Joseph Banks (1773) | Wikimedia Commons
Joseph Banks (1773) | Wikimedia Commons

El presidente de la Royal Society, a la sazón Joseph Banks, estaba preocupado por la reputación de la institución ante la popularidad que estaba alcanzando Price. Así que se dirigió a él para que repitiese el experimento delante de un grupo de miembros cualificados de la sociedad. Price comenzó a poner excusas; que si se le habían acabado los “polvos productivos”, que si empleaba mucho tiempo en elaborarlos, que si no era rentable hacer oro de esa manera (según Price su procedimiento hacía que el oro tuviese un coste de 17 libras la onza, cuando el precio de mercado era de cuatro libras). Banks se mantuvo firme en su petición y amenazó a Price con la expulsión ignominiosa si no satisfacía su requerimiento.

Los tres delegados de la sociedad no estaban preparados para la clase de demostración que les tenía preparada Price. Se acomodaron en el laboratorio mientras Price parecía preparar sus instrumentos y preparados. En un momento dado, Price se aproximó a una mesa lateral donde había una pequeña botella. Visto y no visto ingirió su contenido; instantes después rodaba muerto. Un rato más tarde, uno de los sabios presentes olió la botella e identificó su contenido sin dudar: agua de laurel (ácido cianhídrico).

Si bien el gusto por el dramatismo de Price a la hora de autoexcluirse de los dominios de la ciencia no encuentra paralelo fácilmente, sí es cierto que sirve de ejemplo de las características que tuvieron algunas prácticas como la alquimia durante el siglo XVIII: tenían cierto predicamento pero terminaron marginadas. En muchos libros de historia leemos que la Ilustración, gracias al poder reformador de la razón, había erradicado las antiguas tradiciones y creencias supersticiosas (versiones “del carbonero” de las religiones incluidas), pero el hecho cierto es que sobrevivieron de una forma u otra a lo largo del siglo XVIII y más allá, incluso entre las élites bien instruidas.

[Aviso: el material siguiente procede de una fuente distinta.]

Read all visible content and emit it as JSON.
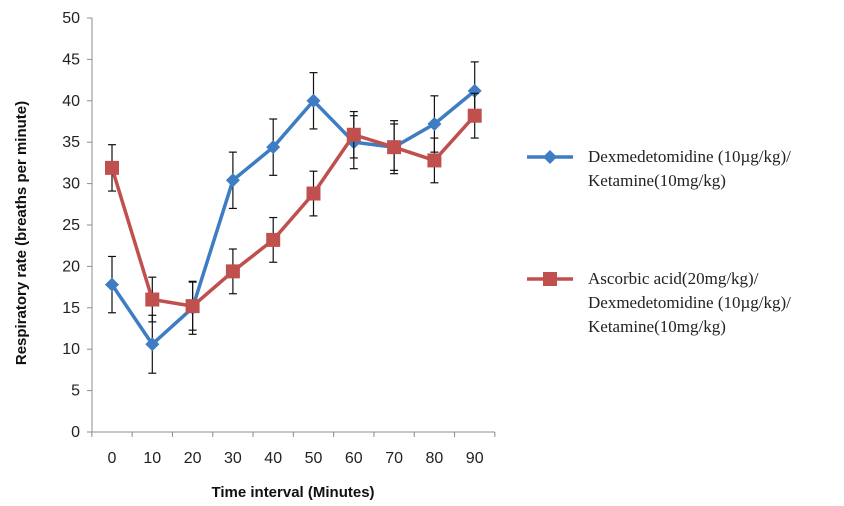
{
  "chart_data": {
    "type": "line",
    "xlabel": "Time interval (Minutes)",
    "ylabel": "Respiratory rate (breaths per minute)",
    "x": [
      0,
      10,
      20,
      30,
      40,
      50,
      60,
      70,
      80,
      90
    ],
    "ylim": [
      0,
      50
    ],
    "yticks": [
      0,
      5,
      10,
      15,
      20,
      25,
      30,
      35,
      40,
      45,
      50
    ],
    "grid": false,
    "legend_position": "right",
    "series": [
      {
        "name": "Dexmedetomidine (10µg/kg)/ Ketamine(10mg/kg)",
        "legend_lines": [
          "Dexmedetomidine (10µg/kg)/",
          "Ketamine(10mg/kg)"
        ],
        "color": "#3e7cc3",
        "marker": "diamond",
        "values": [
          17.8,
          10.6,
          15.0,
          30.4,
          34.4,
          40.0,
          35.0,
          34.4,
          37.2,
          41.2
        ],
        "errors": [
          3.4,
          3.5,
          3.2,
          3.4,
          3.4,
          3.4,
          3.2,
          3.2,
          3.4,
          3.5
        ]
      },
      {
        "name": "Ascorbic acid(20mg/kg)/ Dexmedetomidine (10µg/kg)/ Ketamine(10mg/kg)",
        "legend_lines": [
          "Ascorbic acid(20mg/kg)/",
          "Dexmedetomidine (10µg/kg)/",
          "Ketamine(10mg/kg)"
        ],
        "color": "#c0504d",
        "marker": "square",
        "values": [
          31.9,
          16.0,
          15.2,
          19.4,
          23.2,
          28.8,
          35.9,
          34.4,
          32.8,
          38.2
        ],
        "errors": [
          2.8,
          2.7,
          2.9,
          2.7,
          2.7,
          2.7,
          2.8,
          2.8,
          2.7,
          2.7
        ]
      }
    ]
  }
}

James Price, el desafortunado “Paracelso de Guilford” como Banks se refería a él sarcásticamente, no fue el único alquimista de la Royal Society en una época en la que un Cavendish o un Lavoisier eran miembros de ella. El eminente químico Peter Woulfe (el primero que sugirió que podría haber un nuevo elemento en la wolframita, el tungsteno) no tenía empacho en reconocer que su fracaso a la hora de encontrar el elixir de la vida eterna era su incompleta preparación moral. Price y Woulfe parece que habrían pertenecido a un pequeño círculo de entusiastas ocultos que floreció en Londres hacia el final de siglo y entre cuyos miembros habrían estado William Blake, Richard Cosway y Philip de Loutherbourg. Las pruebas de la existencia de este círculo que han llegado hasta nuestros días hay que admitir que no son concluyentes y es difícil saber cuantos realmente practicaban la alquimia experimental; todo sea dicho, parece ser que la mujer de de Loutherbourg habría tirado por la ventana el crisol de su marido “por celos”.

Emanuel Swedenborg | Wikimedia Commons
Emanuel Swedenborg | Wikimedia Commons

Hablamos de alquimia experimental, porque había una parte de las prácticas que, como decía Woulfe, eran más de preparación moral. Para ello recurrían a la cábala, a la alquimia hermética o al mesmerismo. Pero si había algo que fascinaba a todos estos hombres eran las doctrinas del teólogo místico sueco Emanuel Swedenborg (muerto en 1772). Tras treinta años de respetado filósofo natural en Suecia, Swedenborg dijo haber experimentado una conversión espiritual y dedicó el resto de su vida a exponer su religión metafísica. Sus influyentes libros describían vívidamente sus visiones celestiales y propagaban una cosmología neoplatónica que, basándose en una interpretación de las escrituras, concebía el mundo material como una emanación divina perpetua. Un prominente seguidor de Swedenborg fue el General Charles Rainsford (gobernador de Gibraltar, miembro de la Royal Society y primo de Banks) que llenaba cuadernos y cuadernos en tres idiomas de enseñanzas alquímicas, incluyendo diagramas y detalles experimentales.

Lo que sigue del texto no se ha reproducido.